Ce à quoi Marine Tondelier a répondu en rappelant pourquoi l’artiste, connu pour son engagement à gauche, a été invité à discuter : « La force de la culture contre la culture de la force. » « C’est important pour moi de dialoguer avec les sensibilités de gauche mais je ne dialogue pas avec l’extrême droite », a-t-il précisé. Via ses textes de rap, Médine se positionne comme un artiste engagé dont l’art provoque pour amener le débat. « Il n’y a pas de révolutions sans bandes-son. Les mouvements sociaux sont toujours accompagnés d’artistes, a-t-il glissé à la salle.

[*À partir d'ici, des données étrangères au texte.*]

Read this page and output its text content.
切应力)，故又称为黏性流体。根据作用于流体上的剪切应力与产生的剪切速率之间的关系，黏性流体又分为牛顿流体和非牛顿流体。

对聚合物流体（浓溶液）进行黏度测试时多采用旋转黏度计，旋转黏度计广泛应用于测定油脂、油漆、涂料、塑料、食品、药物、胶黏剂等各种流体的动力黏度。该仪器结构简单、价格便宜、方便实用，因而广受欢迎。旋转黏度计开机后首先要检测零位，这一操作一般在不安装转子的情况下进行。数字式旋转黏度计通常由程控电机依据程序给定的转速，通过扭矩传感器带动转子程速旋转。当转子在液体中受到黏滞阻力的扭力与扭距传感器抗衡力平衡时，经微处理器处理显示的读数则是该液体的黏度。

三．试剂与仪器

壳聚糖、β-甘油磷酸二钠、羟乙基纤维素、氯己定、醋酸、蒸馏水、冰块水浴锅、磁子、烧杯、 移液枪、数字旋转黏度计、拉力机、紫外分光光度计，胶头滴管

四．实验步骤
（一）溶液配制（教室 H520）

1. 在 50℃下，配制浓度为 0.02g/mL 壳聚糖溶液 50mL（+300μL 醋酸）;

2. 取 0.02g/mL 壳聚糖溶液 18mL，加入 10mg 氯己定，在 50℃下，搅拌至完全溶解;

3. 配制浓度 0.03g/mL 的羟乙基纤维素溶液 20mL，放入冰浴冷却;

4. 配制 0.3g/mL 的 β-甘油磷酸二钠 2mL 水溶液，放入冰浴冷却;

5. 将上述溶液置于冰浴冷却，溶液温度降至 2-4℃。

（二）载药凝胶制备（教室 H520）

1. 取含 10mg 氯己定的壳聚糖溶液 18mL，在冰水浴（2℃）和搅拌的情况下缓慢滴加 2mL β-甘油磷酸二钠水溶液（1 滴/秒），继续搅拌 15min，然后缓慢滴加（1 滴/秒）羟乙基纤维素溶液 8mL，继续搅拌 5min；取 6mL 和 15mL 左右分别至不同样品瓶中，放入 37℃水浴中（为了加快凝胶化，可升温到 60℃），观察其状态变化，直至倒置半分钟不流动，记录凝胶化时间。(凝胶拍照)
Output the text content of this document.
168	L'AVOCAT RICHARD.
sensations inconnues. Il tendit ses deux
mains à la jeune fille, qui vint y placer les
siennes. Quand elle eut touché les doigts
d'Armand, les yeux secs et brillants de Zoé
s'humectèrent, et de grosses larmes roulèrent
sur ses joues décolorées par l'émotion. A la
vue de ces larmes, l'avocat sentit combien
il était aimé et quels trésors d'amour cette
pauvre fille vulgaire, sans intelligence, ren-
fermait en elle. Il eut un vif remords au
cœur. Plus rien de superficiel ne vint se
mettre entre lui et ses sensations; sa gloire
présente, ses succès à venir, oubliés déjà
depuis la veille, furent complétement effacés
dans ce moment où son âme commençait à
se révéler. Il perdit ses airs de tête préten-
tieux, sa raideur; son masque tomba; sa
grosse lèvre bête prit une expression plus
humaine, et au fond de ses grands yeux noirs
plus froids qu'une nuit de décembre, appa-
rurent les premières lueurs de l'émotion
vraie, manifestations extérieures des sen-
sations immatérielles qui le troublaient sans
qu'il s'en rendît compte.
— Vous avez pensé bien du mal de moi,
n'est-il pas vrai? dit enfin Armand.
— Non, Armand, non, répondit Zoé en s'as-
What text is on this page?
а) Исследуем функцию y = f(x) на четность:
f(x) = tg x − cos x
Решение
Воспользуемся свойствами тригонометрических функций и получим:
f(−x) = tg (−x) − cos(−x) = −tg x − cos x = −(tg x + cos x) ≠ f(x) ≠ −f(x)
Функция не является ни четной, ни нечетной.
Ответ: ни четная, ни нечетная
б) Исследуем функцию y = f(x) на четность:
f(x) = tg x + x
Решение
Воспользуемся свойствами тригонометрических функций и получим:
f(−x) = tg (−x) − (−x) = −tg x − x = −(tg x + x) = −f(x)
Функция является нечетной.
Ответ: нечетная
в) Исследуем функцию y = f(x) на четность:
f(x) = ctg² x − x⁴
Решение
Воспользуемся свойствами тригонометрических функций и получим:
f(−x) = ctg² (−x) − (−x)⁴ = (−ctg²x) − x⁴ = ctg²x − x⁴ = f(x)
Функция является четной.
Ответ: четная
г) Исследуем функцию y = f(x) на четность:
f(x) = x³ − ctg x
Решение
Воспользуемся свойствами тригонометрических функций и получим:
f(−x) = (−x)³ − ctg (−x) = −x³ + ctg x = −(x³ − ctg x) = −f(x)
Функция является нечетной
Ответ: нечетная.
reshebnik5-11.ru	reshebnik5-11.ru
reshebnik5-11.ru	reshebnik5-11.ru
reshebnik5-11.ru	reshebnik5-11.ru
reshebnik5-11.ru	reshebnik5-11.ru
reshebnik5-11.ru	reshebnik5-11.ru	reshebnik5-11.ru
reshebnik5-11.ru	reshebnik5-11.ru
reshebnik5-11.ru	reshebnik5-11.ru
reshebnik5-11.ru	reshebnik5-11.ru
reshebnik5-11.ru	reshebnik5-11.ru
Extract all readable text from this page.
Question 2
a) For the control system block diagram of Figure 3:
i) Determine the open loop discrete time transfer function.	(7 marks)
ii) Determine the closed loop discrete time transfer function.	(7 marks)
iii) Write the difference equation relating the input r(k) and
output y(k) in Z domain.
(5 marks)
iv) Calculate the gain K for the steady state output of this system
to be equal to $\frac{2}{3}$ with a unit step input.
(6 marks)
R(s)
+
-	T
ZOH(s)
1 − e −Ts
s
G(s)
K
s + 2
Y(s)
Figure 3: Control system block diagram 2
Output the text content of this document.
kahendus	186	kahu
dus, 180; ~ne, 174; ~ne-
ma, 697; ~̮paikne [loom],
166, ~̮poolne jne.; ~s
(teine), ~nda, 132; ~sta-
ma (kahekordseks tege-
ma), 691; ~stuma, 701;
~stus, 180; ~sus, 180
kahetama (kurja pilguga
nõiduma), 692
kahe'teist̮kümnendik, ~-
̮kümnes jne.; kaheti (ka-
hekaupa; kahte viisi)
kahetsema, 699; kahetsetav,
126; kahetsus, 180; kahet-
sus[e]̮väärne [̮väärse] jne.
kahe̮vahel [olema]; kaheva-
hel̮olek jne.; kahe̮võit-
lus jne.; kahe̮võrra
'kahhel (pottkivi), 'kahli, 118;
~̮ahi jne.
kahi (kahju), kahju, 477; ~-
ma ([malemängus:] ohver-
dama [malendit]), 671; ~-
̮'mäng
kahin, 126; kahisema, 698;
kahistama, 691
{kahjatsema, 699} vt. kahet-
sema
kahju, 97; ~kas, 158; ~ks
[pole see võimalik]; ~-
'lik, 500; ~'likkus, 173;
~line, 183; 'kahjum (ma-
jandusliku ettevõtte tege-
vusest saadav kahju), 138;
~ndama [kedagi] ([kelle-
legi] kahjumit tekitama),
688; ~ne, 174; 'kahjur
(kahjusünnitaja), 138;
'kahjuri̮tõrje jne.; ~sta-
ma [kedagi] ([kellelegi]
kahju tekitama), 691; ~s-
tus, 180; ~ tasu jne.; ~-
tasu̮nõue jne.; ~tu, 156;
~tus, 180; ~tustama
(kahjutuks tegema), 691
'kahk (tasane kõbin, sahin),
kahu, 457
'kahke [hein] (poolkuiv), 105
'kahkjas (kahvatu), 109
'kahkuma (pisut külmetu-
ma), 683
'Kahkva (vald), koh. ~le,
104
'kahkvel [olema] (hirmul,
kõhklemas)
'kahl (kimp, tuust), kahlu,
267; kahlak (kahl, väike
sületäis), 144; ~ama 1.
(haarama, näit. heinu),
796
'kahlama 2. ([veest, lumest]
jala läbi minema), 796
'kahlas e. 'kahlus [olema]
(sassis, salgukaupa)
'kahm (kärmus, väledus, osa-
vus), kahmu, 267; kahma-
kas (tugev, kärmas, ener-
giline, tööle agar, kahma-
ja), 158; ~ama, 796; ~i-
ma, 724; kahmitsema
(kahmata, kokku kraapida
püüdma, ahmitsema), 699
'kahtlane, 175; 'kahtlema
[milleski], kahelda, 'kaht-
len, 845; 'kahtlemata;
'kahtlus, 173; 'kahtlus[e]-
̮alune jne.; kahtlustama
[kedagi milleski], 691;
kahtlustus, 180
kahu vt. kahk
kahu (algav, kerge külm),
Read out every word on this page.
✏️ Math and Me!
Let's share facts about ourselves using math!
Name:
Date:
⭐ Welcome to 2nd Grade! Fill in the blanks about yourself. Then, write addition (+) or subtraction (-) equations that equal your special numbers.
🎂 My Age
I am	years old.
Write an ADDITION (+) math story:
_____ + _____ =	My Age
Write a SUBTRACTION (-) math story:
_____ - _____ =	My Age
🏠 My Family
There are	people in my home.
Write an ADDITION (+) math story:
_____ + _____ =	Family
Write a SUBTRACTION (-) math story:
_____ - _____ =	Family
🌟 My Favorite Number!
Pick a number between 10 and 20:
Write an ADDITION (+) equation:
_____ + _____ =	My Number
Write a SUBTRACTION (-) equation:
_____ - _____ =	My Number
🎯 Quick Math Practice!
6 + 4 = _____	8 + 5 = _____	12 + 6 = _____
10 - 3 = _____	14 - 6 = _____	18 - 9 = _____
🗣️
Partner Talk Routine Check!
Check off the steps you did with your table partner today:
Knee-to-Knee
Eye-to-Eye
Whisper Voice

J’ai fait de ma musique un vecteur de déconstruction des clichés. Aussi bien sur l’antisémitisme, que sur le racisme antimusulmans. »

Dans le public, des drapeaux verts flottaient au rythme de l’échange. « Il faut libérer la parole, qu’elle vienne des artistes, des banlieues, des personnes issues de l’immigration », assurait le rappeur. « Mon cheminement militant m’a appris que les mécanismes de discrimination qui s’exercent sur les racisés et dans les quartiers populaires sont les mêmes qui s’exercent sur les populations LGBTQIA+ et sur les mouvements sociaux », a-t-il ajouté, en évoquant ses couplets demandant des droits politiques et sociaux pour les étrangers en France ou son morceau consacré aux violences faites aux femmes dans le monde.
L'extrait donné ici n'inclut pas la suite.